But Julia had been bred in a lower condition, not far removed from that of the Pamela to whose good fortune she had humbly likened her own; among people who regarded a Macaroni or a man of fashion as a wolf ever seeking to devour. To distrust a gentleman and repel his advances had been one of the first lessons instilled into her opening mind; nor had she more than emerged from childhood before she knew that a laced coat forewent destruction, and held the wearer of it a cozener, who in ninety-nine cases out of a hundred kept no faith with a woman beneath him, but lived only to break hearts and bring grey hairs to the grave.

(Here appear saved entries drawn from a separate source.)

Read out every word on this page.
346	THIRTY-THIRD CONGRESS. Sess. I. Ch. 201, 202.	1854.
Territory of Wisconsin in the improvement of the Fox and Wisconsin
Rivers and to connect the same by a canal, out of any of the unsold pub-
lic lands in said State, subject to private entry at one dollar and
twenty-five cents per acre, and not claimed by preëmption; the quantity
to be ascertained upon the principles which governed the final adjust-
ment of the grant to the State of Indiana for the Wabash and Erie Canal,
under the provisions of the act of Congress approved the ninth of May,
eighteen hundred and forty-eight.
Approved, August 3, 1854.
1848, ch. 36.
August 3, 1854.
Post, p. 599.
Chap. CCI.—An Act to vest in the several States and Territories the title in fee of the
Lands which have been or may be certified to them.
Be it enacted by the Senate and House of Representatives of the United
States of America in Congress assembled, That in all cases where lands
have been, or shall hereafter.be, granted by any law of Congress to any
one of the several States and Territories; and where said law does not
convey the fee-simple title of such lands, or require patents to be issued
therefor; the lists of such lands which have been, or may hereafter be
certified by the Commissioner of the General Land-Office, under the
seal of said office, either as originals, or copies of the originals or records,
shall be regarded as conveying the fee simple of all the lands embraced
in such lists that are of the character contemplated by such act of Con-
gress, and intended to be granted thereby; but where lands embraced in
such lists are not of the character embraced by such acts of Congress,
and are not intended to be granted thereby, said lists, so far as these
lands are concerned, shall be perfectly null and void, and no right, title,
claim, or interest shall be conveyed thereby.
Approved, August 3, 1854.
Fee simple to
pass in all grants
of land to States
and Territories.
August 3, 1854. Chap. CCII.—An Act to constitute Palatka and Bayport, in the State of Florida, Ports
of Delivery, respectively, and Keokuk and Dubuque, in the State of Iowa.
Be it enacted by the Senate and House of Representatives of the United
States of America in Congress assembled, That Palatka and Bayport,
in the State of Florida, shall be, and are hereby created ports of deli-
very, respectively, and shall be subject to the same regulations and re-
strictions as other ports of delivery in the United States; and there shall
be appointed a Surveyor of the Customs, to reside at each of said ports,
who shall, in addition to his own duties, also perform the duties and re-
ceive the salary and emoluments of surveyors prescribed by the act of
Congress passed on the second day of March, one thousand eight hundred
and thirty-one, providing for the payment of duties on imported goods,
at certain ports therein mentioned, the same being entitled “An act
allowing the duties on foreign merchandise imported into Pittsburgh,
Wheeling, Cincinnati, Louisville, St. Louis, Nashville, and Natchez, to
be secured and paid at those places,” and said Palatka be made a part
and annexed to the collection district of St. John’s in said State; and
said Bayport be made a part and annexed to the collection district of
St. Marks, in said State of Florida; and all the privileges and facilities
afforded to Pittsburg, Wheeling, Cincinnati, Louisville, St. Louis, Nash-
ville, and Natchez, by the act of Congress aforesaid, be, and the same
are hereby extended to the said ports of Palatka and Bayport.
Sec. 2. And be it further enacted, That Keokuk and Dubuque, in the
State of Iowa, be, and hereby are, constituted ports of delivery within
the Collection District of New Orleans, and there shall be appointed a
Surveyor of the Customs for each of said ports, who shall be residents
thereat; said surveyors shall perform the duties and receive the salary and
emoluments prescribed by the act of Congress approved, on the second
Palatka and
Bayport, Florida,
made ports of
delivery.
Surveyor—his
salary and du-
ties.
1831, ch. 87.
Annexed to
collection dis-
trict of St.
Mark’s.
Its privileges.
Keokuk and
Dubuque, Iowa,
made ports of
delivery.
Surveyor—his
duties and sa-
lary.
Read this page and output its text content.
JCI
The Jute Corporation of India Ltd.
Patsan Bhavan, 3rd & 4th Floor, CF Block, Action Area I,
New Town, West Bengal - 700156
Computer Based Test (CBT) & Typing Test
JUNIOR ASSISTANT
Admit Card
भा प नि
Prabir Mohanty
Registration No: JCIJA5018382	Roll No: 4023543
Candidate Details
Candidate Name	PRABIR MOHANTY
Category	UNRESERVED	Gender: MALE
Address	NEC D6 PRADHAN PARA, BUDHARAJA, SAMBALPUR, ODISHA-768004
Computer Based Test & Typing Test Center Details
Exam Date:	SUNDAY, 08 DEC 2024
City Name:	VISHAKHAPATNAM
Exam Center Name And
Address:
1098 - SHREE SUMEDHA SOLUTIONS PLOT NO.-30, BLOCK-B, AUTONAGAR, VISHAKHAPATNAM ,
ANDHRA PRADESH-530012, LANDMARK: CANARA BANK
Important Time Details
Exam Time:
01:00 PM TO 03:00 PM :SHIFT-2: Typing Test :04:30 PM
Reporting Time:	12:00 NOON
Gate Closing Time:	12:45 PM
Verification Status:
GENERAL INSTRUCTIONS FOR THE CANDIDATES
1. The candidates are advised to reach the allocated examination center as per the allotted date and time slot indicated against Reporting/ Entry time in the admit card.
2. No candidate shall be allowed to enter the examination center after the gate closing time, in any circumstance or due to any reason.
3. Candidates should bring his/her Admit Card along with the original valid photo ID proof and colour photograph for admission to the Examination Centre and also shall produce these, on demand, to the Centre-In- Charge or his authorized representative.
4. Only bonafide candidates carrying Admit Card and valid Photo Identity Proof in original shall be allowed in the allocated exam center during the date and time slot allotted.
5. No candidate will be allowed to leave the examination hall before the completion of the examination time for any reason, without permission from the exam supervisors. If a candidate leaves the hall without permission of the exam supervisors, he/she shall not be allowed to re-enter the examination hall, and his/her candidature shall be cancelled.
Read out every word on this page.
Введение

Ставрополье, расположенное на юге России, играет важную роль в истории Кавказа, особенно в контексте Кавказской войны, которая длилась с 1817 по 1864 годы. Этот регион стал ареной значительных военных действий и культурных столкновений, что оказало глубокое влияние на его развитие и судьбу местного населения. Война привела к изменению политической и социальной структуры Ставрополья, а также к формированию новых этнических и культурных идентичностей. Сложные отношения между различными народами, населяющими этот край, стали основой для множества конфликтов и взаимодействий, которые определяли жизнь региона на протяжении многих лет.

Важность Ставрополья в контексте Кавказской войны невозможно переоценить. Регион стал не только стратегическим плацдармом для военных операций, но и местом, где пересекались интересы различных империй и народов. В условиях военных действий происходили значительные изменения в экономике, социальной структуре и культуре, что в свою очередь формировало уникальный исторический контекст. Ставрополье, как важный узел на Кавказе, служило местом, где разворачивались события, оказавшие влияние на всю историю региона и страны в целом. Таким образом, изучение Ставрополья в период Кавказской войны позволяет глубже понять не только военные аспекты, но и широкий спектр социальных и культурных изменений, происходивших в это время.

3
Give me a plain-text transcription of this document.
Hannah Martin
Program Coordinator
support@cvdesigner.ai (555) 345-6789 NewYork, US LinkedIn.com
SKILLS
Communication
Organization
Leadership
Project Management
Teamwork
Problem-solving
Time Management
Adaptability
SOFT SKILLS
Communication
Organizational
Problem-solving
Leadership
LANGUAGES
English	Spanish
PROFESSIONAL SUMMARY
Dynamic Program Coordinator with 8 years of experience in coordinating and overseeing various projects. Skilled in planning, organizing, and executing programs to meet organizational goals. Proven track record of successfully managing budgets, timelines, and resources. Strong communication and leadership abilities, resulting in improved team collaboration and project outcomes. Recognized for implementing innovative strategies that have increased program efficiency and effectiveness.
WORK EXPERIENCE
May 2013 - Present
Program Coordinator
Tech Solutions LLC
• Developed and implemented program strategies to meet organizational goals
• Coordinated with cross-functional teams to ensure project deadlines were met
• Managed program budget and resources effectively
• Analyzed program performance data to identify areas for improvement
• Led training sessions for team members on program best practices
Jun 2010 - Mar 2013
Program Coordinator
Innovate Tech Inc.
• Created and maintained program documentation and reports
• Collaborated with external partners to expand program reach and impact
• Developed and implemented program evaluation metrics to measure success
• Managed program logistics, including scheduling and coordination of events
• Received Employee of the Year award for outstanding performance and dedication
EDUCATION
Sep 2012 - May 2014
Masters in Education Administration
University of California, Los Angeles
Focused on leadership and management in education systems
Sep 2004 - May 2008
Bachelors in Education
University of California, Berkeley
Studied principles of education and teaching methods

Out of this fixed belief she had been jolted by the upheaval that placed her on a level with Sir George. Persuaded that the convention no longer applied to herself, she had given the rein to her fancy and her girlish romance, no less than to her generosity; she had indulged in delicious visions, and seen them grow real; nor probably in all St. James’s was there a happier woman than Julia when she found herself possessed of this lover of the prohibited class; who to the charms and attractions, the nice-ness and refinement, which she had been bred to consider beyond her reach, added a devotion, the more delightful—since he believed her to be only what she seemed—as it lay in her power to reward it amply. Some women would have swooned with joy over such a conquest effected in such circumstances. What wonder that Julia was deaf to the warnings and surmises of Mr. Fishwick, whom delay and the magnitude of the stakes rendered suspicious, as well as to the misgivings of old Mrs. Masterson, slow to grasp a new order of things? It would have been strange had she listened to either, when youth, and wealth, and love all beckoned one way.
But now, now in the horror and darkness of the post-chaise, the lawyer’s warnings and the old woman’s misgivings returned on her with crushing weight; and more and heavier than these, her old belief in the heartlessness, the perfidy of the man of rank. At the statement that a man of the class with whom she had commonly mixed could so smile, while he played the villain, as to deceive not only her eyes but her heart—she would have laughed. But on the mind that lay behind the smooth and elegant mask of a gentleman’s face she had no lights; or only the old lights which showed it desperately wicked. Applying these to the circumstances, what a lurid glare they shed on his behaviour! How quickly, how suspiciously quickly, had he succumbed to her charms! How abruptly had his insouciance changed to devotion, his impertinence to respect! How obtuse, how strangely dull had he been in the matter of her claims and her identity! Finally, with what a smiling visage had he lured her to her doom, showed her to his tools, settled to a nicety the least detail of the crime!